MY wife and I just bought a beautiful old house in Stuyvesant, N.Y., a river town 128 miles north of Manhattan (or 53 miles beyond the socially acceptable territorial limit). We'll ultimately live there full-time, but not yet. For now, we're stuck in New York City. To understand our predicament, you have to take a brief and possibly unpleasant course in big city economics, which will lead to a primer on real estate as it affects most of urban America.
Dollars in most big cities are a lot like diet food. You can have many portions and hardly feel the effects at all. I think the only reason New Yorkers don't put their nearly worthless currency in wheelbarrows when they go shopping is that even in New York this might attract attention -- rarely a wise policy in urban America.
The real killer in the big city money game is real estate.
There are $1,000-a-month apartments near me that rats have vacated because they didn't like the conditions. Our own two-bedroom Upper West Side apartment -- minuscule by suburban standards -- rents for $1,209 a month and has been officially designated a steal.
It's such a steal, in fact, that we can't possible leave it. That is because it will undoubtedly go co-op someday, most likely late in President Reagan's third term or early in his fourth.
When the blessed event occurs, we'll be able to realize an overnight profit of about $125,000. Mentioning this makes me feel slimy, but my wife and I are merely middle class and not accustomed to turning our backs on a windfall.
Nonetheless, last year we began thinking of either selling the lease or just leaving altogether.
Why such a drastic step?
For all the usual urban reasons. Our first child, Caroline, was born in November. We wanted her to grow up playing on grass instead of concrete. We also considered the typical modern-day life of a city kid (complete with private schools and bodyguards) both too expensive and too unsavory for our taste.
So we looked at suburbia.
If you want to feel poor and humble, shop for homes in a respectable New York suburb.
Answer the ads offering such wonders as a ``Three bedroom New Jersey hovel, with large yard and breathtaking view of Route 80. Indoor plumbing can be added -- no problem. Nearby toxic waste dump artfully screened by dozens of beautiful mutant maple trees. $295,000.''
Interested in the income tax-free haven of Connecticut? We were, until we saw a ``Three bedroom shackette, all walls totally covered by dark, woodlike paneling. Ideal for those who are sensitive to light or who simply don't care anymore. Musty smell encourages outdoor activity, making it ideal for children. For you, $340,000.''
Distraught, we began looking at the ``exurbs.'' (My wife and I work at home, so this posed no immediate commuting problem.)
We investigated small blue-collar and farming towns in places so distant your friends cry when you tell them you're moving. Wherever I went, I asked all the obvious questions. How is the school system? Do you have electricity? How about phone service? Are there any strange looking maple trees around here I should know about?
So we bought our new house, which was a strange experience in many ways.
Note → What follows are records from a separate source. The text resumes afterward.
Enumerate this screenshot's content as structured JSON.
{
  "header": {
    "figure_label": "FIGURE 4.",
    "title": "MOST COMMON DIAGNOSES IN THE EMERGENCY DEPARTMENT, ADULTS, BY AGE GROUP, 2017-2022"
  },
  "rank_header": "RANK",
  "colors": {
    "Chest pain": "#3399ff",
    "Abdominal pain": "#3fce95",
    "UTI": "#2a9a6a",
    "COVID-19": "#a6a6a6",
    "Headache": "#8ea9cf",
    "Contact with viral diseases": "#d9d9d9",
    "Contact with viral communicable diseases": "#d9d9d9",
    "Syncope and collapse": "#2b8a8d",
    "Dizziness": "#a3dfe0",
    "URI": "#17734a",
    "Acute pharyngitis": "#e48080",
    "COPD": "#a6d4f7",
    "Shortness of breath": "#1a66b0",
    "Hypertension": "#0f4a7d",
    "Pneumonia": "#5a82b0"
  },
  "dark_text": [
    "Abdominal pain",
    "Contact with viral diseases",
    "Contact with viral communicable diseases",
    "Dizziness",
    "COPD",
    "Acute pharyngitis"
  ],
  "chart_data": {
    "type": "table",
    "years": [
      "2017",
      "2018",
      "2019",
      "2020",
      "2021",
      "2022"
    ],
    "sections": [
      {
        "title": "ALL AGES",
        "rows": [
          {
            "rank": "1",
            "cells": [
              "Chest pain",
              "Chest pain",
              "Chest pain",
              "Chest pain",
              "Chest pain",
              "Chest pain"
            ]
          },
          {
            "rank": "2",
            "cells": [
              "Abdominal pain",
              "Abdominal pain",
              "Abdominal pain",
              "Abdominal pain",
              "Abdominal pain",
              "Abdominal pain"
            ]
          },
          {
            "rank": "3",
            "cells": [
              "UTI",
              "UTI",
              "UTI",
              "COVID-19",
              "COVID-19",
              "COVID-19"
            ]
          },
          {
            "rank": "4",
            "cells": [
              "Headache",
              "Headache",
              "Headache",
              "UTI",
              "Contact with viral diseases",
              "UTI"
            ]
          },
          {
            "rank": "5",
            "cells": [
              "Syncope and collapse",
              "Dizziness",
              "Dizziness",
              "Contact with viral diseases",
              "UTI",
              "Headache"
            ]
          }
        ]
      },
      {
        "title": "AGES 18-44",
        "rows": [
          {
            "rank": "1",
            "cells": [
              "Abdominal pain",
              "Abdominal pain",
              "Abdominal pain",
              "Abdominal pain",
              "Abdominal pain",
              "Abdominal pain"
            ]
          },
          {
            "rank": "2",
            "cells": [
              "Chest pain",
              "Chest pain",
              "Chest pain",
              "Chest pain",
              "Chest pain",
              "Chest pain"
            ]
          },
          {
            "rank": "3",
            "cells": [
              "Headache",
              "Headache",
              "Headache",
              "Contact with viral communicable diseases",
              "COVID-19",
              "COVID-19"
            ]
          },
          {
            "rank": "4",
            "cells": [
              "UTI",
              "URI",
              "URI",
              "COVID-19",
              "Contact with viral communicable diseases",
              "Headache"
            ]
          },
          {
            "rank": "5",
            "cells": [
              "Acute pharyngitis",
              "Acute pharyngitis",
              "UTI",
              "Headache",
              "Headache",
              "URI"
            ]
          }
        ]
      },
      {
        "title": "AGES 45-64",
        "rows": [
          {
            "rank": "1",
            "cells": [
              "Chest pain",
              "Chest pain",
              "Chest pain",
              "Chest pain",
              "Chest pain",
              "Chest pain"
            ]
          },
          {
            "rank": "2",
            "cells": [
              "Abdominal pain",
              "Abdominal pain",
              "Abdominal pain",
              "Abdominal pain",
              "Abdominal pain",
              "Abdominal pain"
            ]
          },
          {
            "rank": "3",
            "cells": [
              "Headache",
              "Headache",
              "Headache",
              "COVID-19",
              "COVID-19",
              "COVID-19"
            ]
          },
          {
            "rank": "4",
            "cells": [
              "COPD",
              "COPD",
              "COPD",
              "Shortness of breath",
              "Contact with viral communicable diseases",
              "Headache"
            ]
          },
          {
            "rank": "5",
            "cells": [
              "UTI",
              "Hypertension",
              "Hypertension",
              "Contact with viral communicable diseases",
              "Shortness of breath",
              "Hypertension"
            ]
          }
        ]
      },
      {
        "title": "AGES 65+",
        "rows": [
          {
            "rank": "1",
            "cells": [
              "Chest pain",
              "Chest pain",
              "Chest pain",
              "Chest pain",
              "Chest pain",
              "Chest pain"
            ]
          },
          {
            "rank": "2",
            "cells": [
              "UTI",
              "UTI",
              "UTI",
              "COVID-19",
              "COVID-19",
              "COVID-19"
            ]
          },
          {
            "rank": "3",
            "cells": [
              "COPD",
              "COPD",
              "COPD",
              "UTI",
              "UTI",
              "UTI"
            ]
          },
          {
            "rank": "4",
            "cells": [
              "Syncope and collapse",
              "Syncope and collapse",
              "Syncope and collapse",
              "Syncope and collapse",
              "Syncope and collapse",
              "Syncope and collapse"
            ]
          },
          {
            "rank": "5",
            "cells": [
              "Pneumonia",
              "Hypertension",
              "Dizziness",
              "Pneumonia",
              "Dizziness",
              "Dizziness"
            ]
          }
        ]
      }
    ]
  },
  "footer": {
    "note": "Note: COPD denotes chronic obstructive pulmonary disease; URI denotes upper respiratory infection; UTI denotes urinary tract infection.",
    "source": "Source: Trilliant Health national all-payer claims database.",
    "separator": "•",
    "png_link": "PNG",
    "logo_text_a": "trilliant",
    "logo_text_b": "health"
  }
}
The locals, for instance, told us that it was perfectly OK to swim in the river up there. For a city dweller, that was like finding out that it is OK to start each day by sprinkling a little plutonium on your Wheaties. For years I grew up thinking rivers were too grimy for boats. (``Toto,'' I said to myself, ``I have a feeling we're not in Kansas anymore.'')
If I was astonished about the change, so were our Manhattan friends, only in a different way. They repeatedly requested assurances that it was just a summer house.
``For now,'' we said. One of our friends replied, ``But if you move there full-time, we'll never see you anymore. Frankly, if you move there, we won't want to see you anymore.''
The people who do want to see us now are desperate, would-be home buyers. Through our realtor, we've already had several offers for a house we've only owned a month. I think one couple was willing to purchase the house with us still in it, but I might have misunderstood. I always did find real estate confusing.
What I do know, however, is that public desperation seems to be good for business. People are now eagerly waiting for us to leave our exurban home as assuredly as we are waiting for our urban sardine can to go co-op.
I wish I could tell you that the move to exurbia has been relaxing, that the hinterland and I have become good friends. Such joys will come in time.
As for now, I'm having strange dreams, involving old house ghosts, otherworldly noises, and pieces of furniture that glide around the house like a punch-drunk Fred Astaire.
The dreams are ridiculous; we don't have any furniture. After buying the house, you didn't really think we could afford any, did you?